We are the bridge builders. We are clustered here on this fragile planet at this time of transition with the assignment to build the bridge to a new kind of world. We are doing our best to live with compassion and equanimity in the midst of big unsettling changes … and signs that even bigger changes are coming. The big systems that have held things together for the past century – the world economy, education, government – are wobbling and unstable. Everyone I know is experiencing strange weather; southern California summers are now humid, Wisconsin regularly experiences destructive “straight line winds” and Toronto just witnessed a record downpour that flooded major freeways. Colored maps on Facebook show the Earth temperatures rising from blue to green to yellow to red.
On any given Tuesday, this might just be a physical discomfort or an inconvenience for me, and I can’t help but be aware of the bigger picture.

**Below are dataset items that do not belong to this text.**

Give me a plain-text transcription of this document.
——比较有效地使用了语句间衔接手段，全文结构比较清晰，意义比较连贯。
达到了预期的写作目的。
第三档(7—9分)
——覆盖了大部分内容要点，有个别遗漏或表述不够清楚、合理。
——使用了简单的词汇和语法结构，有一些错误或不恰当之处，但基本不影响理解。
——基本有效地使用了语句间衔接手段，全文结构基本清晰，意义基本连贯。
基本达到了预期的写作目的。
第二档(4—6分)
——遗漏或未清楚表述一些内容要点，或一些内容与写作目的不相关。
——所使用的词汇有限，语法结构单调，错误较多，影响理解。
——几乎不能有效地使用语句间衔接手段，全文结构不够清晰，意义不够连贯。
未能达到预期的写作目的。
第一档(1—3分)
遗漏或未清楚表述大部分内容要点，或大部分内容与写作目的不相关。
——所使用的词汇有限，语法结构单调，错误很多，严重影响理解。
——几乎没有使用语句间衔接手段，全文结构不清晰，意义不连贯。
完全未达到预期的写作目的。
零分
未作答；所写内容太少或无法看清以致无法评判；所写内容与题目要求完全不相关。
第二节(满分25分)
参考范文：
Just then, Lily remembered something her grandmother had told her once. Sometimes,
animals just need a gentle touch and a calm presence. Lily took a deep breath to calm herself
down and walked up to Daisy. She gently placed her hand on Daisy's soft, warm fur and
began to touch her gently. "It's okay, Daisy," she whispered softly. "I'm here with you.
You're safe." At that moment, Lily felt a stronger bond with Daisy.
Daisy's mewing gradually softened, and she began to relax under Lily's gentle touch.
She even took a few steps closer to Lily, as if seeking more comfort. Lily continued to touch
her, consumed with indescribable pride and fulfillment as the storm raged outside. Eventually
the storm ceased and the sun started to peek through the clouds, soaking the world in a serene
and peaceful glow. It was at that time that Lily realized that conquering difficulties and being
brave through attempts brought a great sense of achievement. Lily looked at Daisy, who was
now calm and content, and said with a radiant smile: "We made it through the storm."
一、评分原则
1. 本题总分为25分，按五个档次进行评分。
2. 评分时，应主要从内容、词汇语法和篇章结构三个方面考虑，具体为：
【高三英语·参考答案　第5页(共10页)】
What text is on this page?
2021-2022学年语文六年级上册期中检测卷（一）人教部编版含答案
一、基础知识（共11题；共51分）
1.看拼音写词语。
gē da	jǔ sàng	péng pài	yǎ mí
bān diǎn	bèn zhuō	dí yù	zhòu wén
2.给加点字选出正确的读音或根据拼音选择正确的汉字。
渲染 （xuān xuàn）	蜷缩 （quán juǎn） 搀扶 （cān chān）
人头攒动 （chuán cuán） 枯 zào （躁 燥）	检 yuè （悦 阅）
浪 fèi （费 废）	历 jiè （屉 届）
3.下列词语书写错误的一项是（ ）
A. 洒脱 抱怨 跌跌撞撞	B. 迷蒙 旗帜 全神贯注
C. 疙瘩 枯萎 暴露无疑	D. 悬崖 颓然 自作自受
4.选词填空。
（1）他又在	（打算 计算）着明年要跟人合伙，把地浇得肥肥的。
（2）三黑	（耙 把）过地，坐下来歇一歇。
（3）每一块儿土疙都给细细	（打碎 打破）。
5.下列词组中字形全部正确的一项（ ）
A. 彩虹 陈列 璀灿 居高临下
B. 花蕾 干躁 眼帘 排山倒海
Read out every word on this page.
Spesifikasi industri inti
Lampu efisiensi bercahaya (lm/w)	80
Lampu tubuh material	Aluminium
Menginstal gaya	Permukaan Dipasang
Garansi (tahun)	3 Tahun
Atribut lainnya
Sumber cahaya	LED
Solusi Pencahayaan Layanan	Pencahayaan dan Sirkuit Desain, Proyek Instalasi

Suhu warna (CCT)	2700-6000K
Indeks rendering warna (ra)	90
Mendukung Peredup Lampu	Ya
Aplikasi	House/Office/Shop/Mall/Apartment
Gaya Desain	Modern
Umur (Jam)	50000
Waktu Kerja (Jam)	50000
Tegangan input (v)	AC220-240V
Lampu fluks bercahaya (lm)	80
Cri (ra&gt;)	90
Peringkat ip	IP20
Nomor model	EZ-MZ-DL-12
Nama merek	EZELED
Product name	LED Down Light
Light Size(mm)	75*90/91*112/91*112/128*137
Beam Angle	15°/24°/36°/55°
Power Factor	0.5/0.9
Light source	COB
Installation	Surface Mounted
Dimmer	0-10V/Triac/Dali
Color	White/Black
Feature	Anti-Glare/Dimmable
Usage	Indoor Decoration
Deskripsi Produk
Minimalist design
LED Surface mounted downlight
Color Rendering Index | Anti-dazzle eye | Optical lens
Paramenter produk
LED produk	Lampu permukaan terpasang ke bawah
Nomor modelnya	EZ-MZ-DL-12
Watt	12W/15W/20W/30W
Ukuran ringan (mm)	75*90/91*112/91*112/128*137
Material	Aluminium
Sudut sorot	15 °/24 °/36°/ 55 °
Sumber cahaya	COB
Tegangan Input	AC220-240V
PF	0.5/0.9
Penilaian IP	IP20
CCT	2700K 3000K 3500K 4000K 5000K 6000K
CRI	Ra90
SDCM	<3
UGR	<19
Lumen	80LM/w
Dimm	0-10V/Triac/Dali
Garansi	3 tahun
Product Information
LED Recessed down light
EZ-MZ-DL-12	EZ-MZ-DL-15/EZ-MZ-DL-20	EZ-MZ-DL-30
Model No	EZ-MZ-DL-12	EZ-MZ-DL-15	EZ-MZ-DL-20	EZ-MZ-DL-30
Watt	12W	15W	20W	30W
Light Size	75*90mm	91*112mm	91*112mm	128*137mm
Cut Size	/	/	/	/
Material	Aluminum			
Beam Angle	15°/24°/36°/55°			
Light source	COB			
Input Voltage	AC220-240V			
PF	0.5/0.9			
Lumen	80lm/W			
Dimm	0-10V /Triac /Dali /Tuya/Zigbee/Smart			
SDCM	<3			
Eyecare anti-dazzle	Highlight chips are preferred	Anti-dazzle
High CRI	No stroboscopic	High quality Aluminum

At a recent indigenous ceremony, I heard visions of even more dramatic Earth changes on the near horizon: rivers changing direction, salty seas invading the Great Lakes, violent volcanic activity and massive earthquakes which reshape continents.
Staring into the face of these kinds of big changes often has the effect of paralyzing me. Partly, I become frozen with fear. I really don’t want the rhythm of my life to change. I don’t want hard things to happen to me or the people I love. I fear the loss of so much that is familiar and the loss of control. And my paralysis grows more intense because I can’t imagine any action I could possibly take that would bring healing and stability to this world quickly enough – big enough- to make a difference.
This is where my longing steps in to guide me back to center. Like a compass pointing stubbornly toward true north, longing builds in my heart and pulls me into sacred action. My own visions and dreams rise up to inform and inspire me; the powerful magnetic forces of love and hope help me to remember the bigger truths of who I am and why I am here. I do not have all the answers and I do not need them. I just need to focus on what I can do today to follow the call of my own deep longing. I can rise each day to greet the sun, to thank Creator and to offer myself in service. I can ask Divine Mother “How may I serve you today?” and I can listen deeply for the reply. I can remember that everyone I meet is a Divine and sacred being. I can trust in the huge matrix of Divine love that encircles this planet. I can join forces with others who share my passions so that my little action is magnified. I long to believe and I believe in the truth of my longing.